Wracając do wątku o idei softshella: jedna z firm wypuściła niedawno softshell(?) z gtx, który ma łączyć zalety sofsthella i membranowej kurtki przeciwdeszczowej. Macałam w sklepie, wygląda fajnie, ale mam wątpliwości, czy można toto jeszcze nazywać softshellem... Niemniej jeśli ktoś będzie to testował, chętnie poczytam.
---
Edytowany: 2017-09-25 14:27:20

Gril Scout
Z doświadczenia powiem tak- softshell to softshell, membranowiec softshellem nie jest :)
Nie wierzę w super oddychalność membran, tak jak i nieprzemakalność softshelli.
Takie coś pomiędzy ma chyba dogodzić marketingowo ludziom albo niezdecydowanym, albo udawać produkt ''do wszystkiego''. Ale tak się nie da, dodając membranę eliminujesz zaletę softa jakim jest oddychalność, to właściwie tak jakby membranówkę powiesić pod nazwą softshell.
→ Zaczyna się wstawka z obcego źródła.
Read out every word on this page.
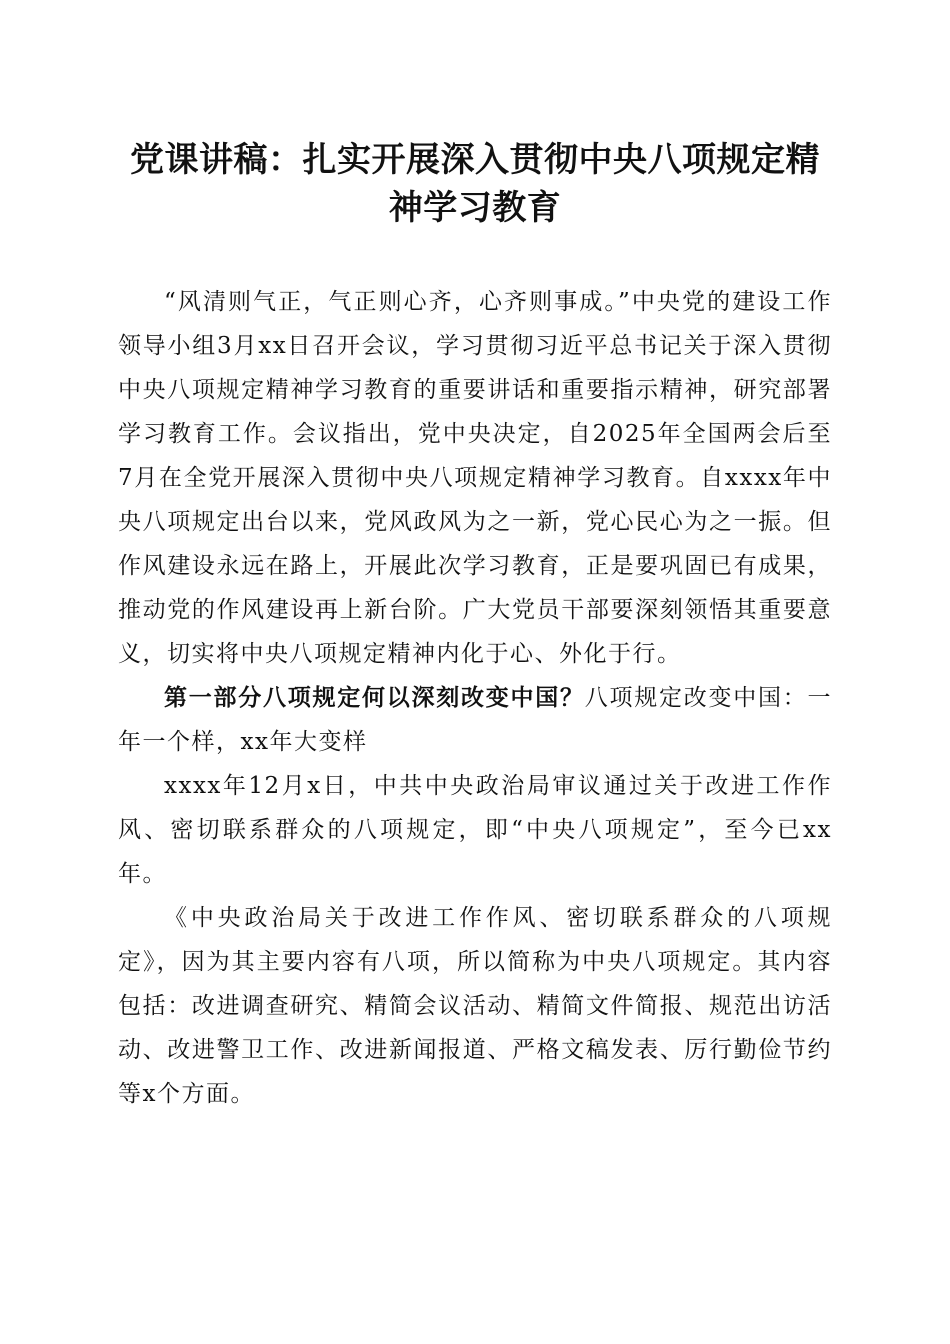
党课讲稿：扎实开展深入贯彻中央八项规定精神学习教育

“风清则气正，气正则心齐，心齐则事成。”中央党的建设工作领导小组3月xx日召开会议，学习贯彻习近平总书记关于深入贯彻中央八项规定精神学习教育的重要讲话和重要指示精神，研究部署学习教育工作。会议指出，党中央决定，自2025年全国两会后至7月在全党开展深入贯彻中央八项规定精神学习教育。自xxxx年中央八项规定出台以来，党风政风为之一新，党心民心为之一振。但作风建设永远在路上，开展此次学习教育，正是要巩固已有成果，推动党的作风建设再上新台阶。广大党员干部要深刻领悟其重要意义，切实将中央八项规定精神内化于心、外化于行。

第一部分八项规定何以深刻改变中国？八项规定改变中国：一年一个样，xx年大变样

xxxx年12月x日，中共中央政治局审议通过关于改进工作作风、密切联系群众的八项规定，即“中央八项规定”，至今已xx年。

《中央政治局关于改进工作作风、密切联系群众的八项规定》，因为其主要内容有八项，所以简称为中央八项规定。其内容包括：改进调查研究、精简会议活动、精简文件简报、规范出访活动、改进警卫工作、改进新闻报道、严格文稿发表、厉行勤俭节约等x个方面。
Do tego się według mnie taki manewr sprowadza.

mikel - jest jeszcze Paramo, Ventile itp ;)

a scout, troszkę nas przecenia myśląc, że po takim opisie będziemy wiedzieć o jaki produkt chodzi, ale pewnie o coś np z gtx'em na barkach
-------------------------------------------
m

Miało być bez marek:P Ale jak chcecie, to proszę: Apex Flex od The North Face. Ma gtx chyba wszędzie, ale strasznie ciężkie ani sztywne toto nie jest.

Nie ciezkie? Ta kurtka wazy 700g (meska), trudno o cos ciezszego.

Takie kurtki mają swoje miejsce, ale raczej nie jako jedyna/druga kurtka. Dla większości ludzi zestaw wiatrówka+hardshell będzie lepsza.
-------------------------------------------
m

Tylko czy tego już nie było?
Swojego czasu rynek szturmowały różne potworki pod zbiorową nazwą winstopper/windshirt. Posiadało toto zawsze membranę i w gruncie rzeczy, miało być takim oficjalnie membranowym softem, w opozycji do klasycznego softa.

@m- cóż to? Pytam serio

Pewnie, że było i ma to to nieraz większy sens niż cała kurtka z membrany - wychodzi coś pomiędzy windstopperem a windshirtem z membraną na barkach i kapturze albo przodzie korpusu. Ale właśnie dlatego, że to jest coś pomiędzy to trudno moim zdaniem uznać, za rozwiązanie uniwersalne. Trochę jak pile-pertex w typie buffalo; niby, że super i w ogóle ale jednak powyżej zera nie ponosisz ;)
-------------------------------------------
m

Wydawało mi się, że windstoppery/windshirty były znacznie cieńsze i lżejsze. Tutaj mamy do czynienia z kurtką, której zimą raczej by się nie dało nosić (a na pewno nie przy mojej ciepłolubności), ale na jesień czy wiosnę mogłaby styknąć. Tylko że w takich sytuacjach chyba i tak lepsza byłaby kurtka 3w1...
No ale poczekam, może ktoś kiedyś będzie miał sposobność przetestowania tego wynalazku i powie, czy to się sprawdza.

Ja pisałem ogólnie o samym pomyśle kurtki z zastosowaniem połączenia membrany i bezmambranowego materiału. Ten TNF o którym piszesz to kurtka w całości z gore, nie wiem czy ma podklejone szwy, ale chyba tak więc to żaden soft (nawet wg liberalnego nazewnictwa dopuszczającego membrany), tylko zwykły hardshell, tyle, że streczowy i z niby super-hiper-duper-nową wewnętrzną warstwą laminatu, która ma być extra miękka jak baranek i wysysać pot prosto z porów skóry ;) Nawet producent opisują ją jako0 ''rain jacket''
-------------------------------------------
m

Tylko czy takie częściowe dodanie membrany ma sens? Barki są narażone na tarcie ze względu na szelki plecaka, membrana teoretycznie szybciej tam padnie i takie miejsca fajniej jest wzmocnić wytrzymalszym materiałem, ale czy membraną?
Tym bardziej, że jest to też spora powierzchnia odprowadzania ciepła, potu, co membrana częściowo upośledza.
Mam wrażenie, że doszliśmy do takiego punktu nieprzewiewności materiałów bez membran, że takie windstopery przestały mieć trochę sens.